The things you have spotted first will also be the first to forget. Just like you forget the first-arrived emails when received in the old-fashioned narrow row.
The Kanban method allows you to see the majority of your emails in a wider view.
You have the ability to spot the critical emails (“To-Do” column), to see where a problem occurs (too many emails stuck in “In Progress” column), and to measure how many emails and tasks you have processed (measuring them through the “Done” column).
However, if your goal is to transform your inbox into a Kanban board and experience the inbox-zero dream, you have to follow good email practices for productivity and prioritization.
7 Easy Steps You Should Follow To Achieve The Inbox-Zero Dream
1. Delete or archive as many new messages as possible. Delete any emails which are not essential immediately. This includes spam, junk, and the promotional emails. All these emails should leave your email inbox as quickly as possible because they will clutter up your email inbox. If they’re useless and have zero value to you, move them to the trash folder.
2. Stop auto-checking emails. Turn off automatic checking completely, or set it to something like every 30 minutes or so. I encourage you to consider your email activity into more focused on every hour or two. It is essential to tag, process, tag, and respond to the urgent ones, then get back to work (work is much more than just replying to emails).
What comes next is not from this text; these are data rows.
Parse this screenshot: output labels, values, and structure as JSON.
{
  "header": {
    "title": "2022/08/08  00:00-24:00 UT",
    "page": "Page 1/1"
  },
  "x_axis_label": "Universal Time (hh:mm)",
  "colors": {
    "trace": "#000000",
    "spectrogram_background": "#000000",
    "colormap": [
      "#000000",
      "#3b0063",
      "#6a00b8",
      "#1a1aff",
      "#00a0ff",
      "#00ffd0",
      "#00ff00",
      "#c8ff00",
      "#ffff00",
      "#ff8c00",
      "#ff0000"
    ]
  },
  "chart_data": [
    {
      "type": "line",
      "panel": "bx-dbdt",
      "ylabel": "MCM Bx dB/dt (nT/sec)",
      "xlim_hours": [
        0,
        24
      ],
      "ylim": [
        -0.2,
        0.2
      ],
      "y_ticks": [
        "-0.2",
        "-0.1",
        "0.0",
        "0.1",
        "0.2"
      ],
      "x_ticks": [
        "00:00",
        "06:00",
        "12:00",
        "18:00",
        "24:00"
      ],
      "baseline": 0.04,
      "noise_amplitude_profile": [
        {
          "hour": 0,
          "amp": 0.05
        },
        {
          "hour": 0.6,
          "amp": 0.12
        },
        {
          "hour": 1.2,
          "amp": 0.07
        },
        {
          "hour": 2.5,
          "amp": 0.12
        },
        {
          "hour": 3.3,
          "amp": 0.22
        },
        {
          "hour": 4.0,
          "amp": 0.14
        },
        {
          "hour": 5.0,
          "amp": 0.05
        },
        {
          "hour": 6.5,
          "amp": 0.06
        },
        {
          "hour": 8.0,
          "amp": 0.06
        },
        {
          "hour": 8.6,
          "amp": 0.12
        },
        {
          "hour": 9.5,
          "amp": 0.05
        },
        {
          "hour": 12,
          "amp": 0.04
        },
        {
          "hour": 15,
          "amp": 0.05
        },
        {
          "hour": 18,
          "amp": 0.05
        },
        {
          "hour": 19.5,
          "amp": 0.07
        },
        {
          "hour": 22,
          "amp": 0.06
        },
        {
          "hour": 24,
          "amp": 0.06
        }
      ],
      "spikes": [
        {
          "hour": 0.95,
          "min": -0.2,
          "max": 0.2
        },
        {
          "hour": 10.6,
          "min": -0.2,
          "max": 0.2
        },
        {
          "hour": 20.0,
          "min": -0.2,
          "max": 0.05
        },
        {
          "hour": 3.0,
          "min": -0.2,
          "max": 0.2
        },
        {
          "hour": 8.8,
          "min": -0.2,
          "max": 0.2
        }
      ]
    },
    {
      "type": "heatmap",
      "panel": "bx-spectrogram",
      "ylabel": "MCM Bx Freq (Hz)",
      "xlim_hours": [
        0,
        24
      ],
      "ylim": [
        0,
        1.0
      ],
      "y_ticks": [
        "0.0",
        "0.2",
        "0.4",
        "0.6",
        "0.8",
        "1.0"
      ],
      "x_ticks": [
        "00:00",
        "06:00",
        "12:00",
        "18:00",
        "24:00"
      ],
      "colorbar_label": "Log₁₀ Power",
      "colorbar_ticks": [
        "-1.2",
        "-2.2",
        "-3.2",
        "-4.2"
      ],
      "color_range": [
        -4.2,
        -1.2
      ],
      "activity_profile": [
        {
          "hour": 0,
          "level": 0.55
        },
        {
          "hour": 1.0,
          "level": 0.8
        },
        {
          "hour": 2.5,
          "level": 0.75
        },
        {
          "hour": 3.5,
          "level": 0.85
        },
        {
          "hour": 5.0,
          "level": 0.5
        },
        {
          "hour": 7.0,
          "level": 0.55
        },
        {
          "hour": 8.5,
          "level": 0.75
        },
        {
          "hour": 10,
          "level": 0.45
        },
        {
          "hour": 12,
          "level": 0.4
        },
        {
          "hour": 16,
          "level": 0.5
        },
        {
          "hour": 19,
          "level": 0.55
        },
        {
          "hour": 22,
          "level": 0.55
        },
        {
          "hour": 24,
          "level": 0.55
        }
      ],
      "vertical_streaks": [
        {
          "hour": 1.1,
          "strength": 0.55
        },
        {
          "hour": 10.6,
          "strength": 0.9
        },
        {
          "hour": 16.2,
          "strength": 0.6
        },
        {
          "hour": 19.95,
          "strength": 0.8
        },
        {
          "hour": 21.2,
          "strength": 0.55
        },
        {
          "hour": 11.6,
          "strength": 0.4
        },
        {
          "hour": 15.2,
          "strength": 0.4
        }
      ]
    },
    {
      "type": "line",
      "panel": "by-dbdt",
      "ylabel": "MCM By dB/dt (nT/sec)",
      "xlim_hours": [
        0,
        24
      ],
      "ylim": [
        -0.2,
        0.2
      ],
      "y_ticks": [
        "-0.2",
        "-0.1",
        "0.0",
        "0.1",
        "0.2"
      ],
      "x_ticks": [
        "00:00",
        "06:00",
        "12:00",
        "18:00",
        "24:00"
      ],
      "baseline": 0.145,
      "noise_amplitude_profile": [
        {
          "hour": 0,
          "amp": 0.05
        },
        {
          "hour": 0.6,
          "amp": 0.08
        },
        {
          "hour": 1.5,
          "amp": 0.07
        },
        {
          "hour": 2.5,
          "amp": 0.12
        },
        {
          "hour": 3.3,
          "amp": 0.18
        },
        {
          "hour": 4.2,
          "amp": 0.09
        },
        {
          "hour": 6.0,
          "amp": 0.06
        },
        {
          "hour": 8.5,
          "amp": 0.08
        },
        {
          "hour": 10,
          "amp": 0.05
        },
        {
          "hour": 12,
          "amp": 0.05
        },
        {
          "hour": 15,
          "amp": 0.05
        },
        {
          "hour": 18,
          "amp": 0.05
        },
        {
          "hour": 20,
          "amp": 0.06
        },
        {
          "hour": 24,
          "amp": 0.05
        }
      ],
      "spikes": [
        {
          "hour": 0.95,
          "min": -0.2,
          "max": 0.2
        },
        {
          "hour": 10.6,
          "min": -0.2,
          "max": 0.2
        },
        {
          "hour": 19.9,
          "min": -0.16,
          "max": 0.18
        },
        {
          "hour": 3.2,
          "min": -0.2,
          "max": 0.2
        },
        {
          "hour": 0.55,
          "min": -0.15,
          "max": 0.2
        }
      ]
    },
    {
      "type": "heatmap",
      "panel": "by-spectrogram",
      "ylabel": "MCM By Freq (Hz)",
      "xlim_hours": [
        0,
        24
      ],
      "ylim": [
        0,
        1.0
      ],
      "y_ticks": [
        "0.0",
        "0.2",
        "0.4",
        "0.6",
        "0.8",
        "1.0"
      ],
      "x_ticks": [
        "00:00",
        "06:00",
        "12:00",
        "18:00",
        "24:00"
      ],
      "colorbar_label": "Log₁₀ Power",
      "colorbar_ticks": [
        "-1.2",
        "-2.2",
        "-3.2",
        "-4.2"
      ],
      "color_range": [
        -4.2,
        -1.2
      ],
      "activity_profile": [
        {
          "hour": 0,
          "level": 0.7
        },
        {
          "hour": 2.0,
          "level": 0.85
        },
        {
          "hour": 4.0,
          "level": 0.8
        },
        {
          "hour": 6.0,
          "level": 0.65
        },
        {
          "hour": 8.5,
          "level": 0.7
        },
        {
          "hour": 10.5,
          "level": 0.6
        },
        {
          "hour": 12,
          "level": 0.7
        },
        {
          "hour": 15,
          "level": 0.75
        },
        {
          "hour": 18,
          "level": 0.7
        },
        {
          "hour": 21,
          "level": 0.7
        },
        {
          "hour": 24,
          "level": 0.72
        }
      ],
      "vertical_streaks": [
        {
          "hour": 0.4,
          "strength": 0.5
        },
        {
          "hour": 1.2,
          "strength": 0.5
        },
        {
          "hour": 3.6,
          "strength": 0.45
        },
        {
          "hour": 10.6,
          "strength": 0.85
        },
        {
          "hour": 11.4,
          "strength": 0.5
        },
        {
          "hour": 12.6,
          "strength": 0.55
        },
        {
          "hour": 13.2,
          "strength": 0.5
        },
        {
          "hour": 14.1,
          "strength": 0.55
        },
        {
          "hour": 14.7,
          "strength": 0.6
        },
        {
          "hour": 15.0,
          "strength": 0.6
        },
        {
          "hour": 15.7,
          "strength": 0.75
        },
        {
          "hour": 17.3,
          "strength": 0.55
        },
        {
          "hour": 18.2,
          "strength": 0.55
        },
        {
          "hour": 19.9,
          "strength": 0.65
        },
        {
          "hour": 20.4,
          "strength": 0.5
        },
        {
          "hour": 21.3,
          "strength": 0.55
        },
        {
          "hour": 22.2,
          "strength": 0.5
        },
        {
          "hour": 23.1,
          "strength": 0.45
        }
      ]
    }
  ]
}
3. Start with the easy ones. If it is a simple task — dealt with right away (don’t put tasks off just because they are easy to handle). Emails that arrive in your email inbox and take less than two minutes to answer should be responded to immediately. But don’t permit yourself to get caught up in composing unnecessary 45-minute novels.
4. No one reads long emails. Write less — your emails don’t have to be epic literature. Keep the conversation moving byresponding quickly and with short actions in the reply. However, remember that writing less does not mean that you should bypass standard grammar, capitalization, and punctuation (unless you are three years old). A simple email saves everyone time.
5. Visualize emails in Kanban-like boards — Visualization is the best way not to miss emails. Use Outlook/Gmail web application or plugin to create columns and boards. The best choice will be a tool that helps you manage answers to frequent email subjects, add to-dos, manage your calendar and meetings, delegate emails to your teammates and create separate tasks from the emails from within one single app.
6. Be honest with yourself. If you know that you’re never going to respond to an email — archive it, or just delete it. Guilt will not make you more responsive. You should trust your instincts, listen to them, and stop trying to be perfect.
7. Unsubscribe from newsletters you don’t read at all. Newsletters are annoying, and your game is to eliminate irrelevant emails which are only time-wasters. If you are missing the value in emails received from a sender, then trust me, just unsubscribe from them.
Living in an era where artificial intelligence, machine learning, and the human life on Mars are big topics, it is a shame that we still can’t deal effectively with email processing.
There is no doubt that these days we receive more emails than ever before. This requires the usage of new means and tools that can efficiently deal with the way we read, see, and digest emails.
Achieving the inbox-zero dream would be impossible these days if we don’t use new systems for better visualization that allows us to act fast on the emails we receive each day.